Her bedroom is filled with bottles of lubricant, erotica novels, sex toys and more than 1,000 condoms of all shapes, sizes, colors and flavors. Emails from people with usernames like “Juicy Justine” and instant messages from lustful students seeking counsel fill her online inbox. She has even met the former CEO of Planned Parenthood. But Weinberg senior Nicole Collins sometimes worries about the stigma associated with being the director of the Sex Week committee.
“I’m no Ann Landers,” Collins says, comparing herself to the famed syndicated advice columnist. “There are people more knowledgeable about sex and sexuality than me.”
Collins says she hopes to make a “discernible difference within Northwestern culture and the way people view sex and sexuality,” and that people should view Sex Week as a source of education and discourse rather than entertainment and debauchery.
She says that she loves when people feel like they can open up to her about their sex issues, but she realizes that not everyone is willing to do so. This obstacle has created challenges for Collins as a member of College Feminists (which sponsors Sex Week) and a member of SHAPE (Sexual Health & Assault Peer Educators).
“We’re not about pushing sex in your face,” Collins says. “We’re not trying to get people to have sex.

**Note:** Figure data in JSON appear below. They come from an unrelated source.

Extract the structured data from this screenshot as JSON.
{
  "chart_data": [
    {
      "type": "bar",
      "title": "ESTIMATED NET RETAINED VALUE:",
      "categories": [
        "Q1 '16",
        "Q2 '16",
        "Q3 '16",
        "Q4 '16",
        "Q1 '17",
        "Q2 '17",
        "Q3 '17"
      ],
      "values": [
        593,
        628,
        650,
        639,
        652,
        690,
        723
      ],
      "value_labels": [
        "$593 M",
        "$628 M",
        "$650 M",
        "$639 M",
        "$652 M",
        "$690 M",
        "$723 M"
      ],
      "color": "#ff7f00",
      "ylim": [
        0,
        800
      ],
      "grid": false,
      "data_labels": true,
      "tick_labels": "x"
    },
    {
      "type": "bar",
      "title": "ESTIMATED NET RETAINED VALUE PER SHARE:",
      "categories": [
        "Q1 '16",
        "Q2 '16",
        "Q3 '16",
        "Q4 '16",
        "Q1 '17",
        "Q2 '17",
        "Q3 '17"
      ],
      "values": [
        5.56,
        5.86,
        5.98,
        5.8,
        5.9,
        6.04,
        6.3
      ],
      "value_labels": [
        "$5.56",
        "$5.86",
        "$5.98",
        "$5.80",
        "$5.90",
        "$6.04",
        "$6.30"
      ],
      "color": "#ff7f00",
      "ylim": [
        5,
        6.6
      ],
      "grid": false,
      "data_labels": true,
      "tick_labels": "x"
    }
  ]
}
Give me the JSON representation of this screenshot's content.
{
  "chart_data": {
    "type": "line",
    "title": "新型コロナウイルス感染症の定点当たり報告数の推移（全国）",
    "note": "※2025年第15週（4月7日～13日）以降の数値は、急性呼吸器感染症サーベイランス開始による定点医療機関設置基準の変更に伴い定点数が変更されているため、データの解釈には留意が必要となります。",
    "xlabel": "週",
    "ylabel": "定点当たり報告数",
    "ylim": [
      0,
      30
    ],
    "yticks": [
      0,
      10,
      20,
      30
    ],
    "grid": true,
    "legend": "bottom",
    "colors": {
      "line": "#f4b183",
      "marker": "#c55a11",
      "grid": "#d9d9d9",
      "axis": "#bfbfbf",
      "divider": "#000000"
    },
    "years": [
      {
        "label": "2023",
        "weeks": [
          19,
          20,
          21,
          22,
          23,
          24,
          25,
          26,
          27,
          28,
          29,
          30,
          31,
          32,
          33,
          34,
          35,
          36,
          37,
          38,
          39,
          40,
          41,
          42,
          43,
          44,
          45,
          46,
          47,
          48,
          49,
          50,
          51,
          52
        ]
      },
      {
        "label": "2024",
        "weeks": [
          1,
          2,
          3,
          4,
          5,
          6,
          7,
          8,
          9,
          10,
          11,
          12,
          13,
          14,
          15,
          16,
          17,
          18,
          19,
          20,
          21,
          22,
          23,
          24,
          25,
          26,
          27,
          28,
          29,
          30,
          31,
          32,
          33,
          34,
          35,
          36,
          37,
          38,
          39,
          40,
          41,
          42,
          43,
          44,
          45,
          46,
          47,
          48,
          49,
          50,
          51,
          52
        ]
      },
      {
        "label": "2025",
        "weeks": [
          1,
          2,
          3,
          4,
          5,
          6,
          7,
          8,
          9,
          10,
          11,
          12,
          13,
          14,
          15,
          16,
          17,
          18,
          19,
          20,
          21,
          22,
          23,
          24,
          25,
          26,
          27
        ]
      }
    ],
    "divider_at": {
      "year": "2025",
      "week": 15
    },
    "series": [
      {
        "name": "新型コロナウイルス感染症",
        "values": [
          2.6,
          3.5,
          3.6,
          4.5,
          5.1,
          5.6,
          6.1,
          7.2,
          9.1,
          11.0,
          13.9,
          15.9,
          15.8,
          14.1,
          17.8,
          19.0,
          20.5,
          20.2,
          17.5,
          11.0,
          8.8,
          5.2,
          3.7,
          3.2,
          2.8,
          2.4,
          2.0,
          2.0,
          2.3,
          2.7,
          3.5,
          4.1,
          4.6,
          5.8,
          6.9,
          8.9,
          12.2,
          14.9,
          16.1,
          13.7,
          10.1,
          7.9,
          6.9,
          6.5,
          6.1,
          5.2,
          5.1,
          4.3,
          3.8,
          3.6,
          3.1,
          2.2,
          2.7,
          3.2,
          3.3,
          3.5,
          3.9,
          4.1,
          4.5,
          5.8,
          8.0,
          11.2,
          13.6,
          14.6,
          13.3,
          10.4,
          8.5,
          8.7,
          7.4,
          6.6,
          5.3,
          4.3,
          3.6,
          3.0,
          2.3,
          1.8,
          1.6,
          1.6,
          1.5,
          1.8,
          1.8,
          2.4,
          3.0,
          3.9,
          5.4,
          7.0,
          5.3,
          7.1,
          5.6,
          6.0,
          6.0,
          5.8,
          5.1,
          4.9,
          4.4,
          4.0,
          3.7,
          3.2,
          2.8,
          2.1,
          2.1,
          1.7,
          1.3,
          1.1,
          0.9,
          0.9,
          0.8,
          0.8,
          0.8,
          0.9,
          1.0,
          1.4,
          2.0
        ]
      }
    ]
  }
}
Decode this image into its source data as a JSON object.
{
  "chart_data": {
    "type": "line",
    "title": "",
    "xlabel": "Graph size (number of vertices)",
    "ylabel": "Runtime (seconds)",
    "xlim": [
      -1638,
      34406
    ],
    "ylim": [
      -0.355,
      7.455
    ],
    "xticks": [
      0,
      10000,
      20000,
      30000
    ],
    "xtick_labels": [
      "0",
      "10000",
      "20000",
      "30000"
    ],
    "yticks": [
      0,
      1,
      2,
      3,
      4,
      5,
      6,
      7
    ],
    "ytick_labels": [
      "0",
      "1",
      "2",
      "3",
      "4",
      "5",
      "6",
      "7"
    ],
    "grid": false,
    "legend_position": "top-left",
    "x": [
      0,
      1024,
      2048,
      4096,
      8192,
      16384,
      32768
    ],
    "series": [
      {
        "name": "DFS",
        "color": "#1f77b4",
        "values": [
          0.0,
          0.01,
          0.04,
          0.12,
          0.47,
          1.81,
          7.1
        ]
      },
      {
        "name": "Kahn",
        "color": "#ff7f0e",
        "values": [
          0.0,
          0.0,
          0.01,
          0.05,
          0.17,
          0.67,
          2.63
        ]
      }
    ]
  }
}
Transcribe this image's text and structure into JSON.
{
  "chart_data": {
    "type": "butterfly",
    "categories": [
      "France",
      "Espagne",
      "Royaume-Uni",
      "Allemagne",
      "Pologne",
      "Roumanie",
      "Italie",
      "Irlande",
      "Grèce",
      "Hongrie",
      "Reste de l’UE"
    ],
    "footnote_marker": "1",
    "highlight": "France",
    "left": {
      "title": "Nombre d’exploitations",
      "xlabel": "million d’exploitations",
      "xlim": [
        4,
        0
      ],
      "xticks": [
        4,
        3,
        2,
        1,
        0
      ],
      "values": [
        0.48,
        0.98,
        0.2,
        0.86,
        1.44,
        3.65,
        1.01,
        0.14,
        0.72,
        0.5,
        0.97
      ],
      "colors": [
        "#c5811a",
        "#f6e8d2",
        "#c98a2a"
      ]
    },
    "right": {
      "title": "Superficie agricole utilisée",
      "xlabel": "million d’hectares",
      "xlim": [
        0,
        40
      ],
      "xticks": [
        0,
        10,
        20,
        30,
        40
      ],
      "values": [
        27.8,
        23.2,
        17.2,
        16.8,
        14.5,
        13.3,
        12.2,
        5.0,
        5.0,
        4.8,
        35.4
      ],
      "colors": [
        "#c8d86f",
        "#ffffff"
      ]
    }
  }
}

We’re just trying to get people to talk about it.”
Collins became involved in Sex Week in the fall of her freshman year, mostly because she felt she was not involved in enough campus organizations. She joined a listserv in November of her freshman year and eventually worked her way up through College Feminists. Though she says she started with very little knowledge of sexual health, she is now a Gender Studies and Sociology double major after taking classes that complemented her work with Sex Week.
“There are so many sex classes at Northwestern, it’s wonderful,” Collins says. “You learn the most interesting parts of stuff you read in Glamour, Cosmo and Seventeen.”
Although some of the university’s course offerings inspired Collins to initiate dialogue about sex, the controversy surrounding the Human Sexuality sex toy demonstration has caused Sex Week 2011 to be more conservative and careful than in past years. Cognizant of the risks of media scrutiny, Collins met with Burgwell Howard, dean of students, to forewarn him of her concerns. Also, for the first time, counselors will be on hand during some of the week’s events to speak with students, and Collins says her committee has been careful to design posters that are not offensive.
“This whole debacle has put sex at Northwestern under a microscope,” Collins says. “This does speak to the fact that there are still people totally uncomfortable with nudity and sex.”
Around the time of the incident, Collins received an email from a Japanese sex toy company, asking her to help them put a vending machine in Norris in order to sell their products. She declined the offer.
Collins hopes that people, despite their moral or religious beliefs, will try to understand the purpose of Sex Week and its events. But she fears that they will not understand her.
“In terms of the Sex Week committee in general, there are two trains of thought: one, ‘they must have a lot of sex,’ or two, ‘they’re probably not getting any,’” Collins says. “On the committee, there are people of different sexualities, males, females, virgins and people who have been sexually active for quite some time.”
Collins also does not want people to think she is sex-obsessed; she admits that she does not have an active sex life, and she emphasizes the fact that she is involved in other activities, such as Marching Band and The Daily Northwestern (as a cartoonist). She also says her heavy involvement in Sex Week has not helped her in building long-term relationships, because it usually turns guys on a little too much, or completely turns them off.
“In the long run, I don’t think I could be with a guy who isn’t comfortable talking about sex,” Collins says. “My personal view is that in talking about sex and learning about sex you’re able to better gauge your own private decisions about what exactly you do with your body in your own free time.”
In the fall, Collins plans to be a Teach for America Corps Member in South Dakota, where she will take a break from sex education and teach a sixth grade science class. But she says she hopes to have a career pertaining to sex and sexuality, and she wishes to someday donate money to organizations with missions similar to her own.
“There’s work to be done,” Collins says. “All anyone can hope to do in college is find something that’s they’re passionate about and good at.”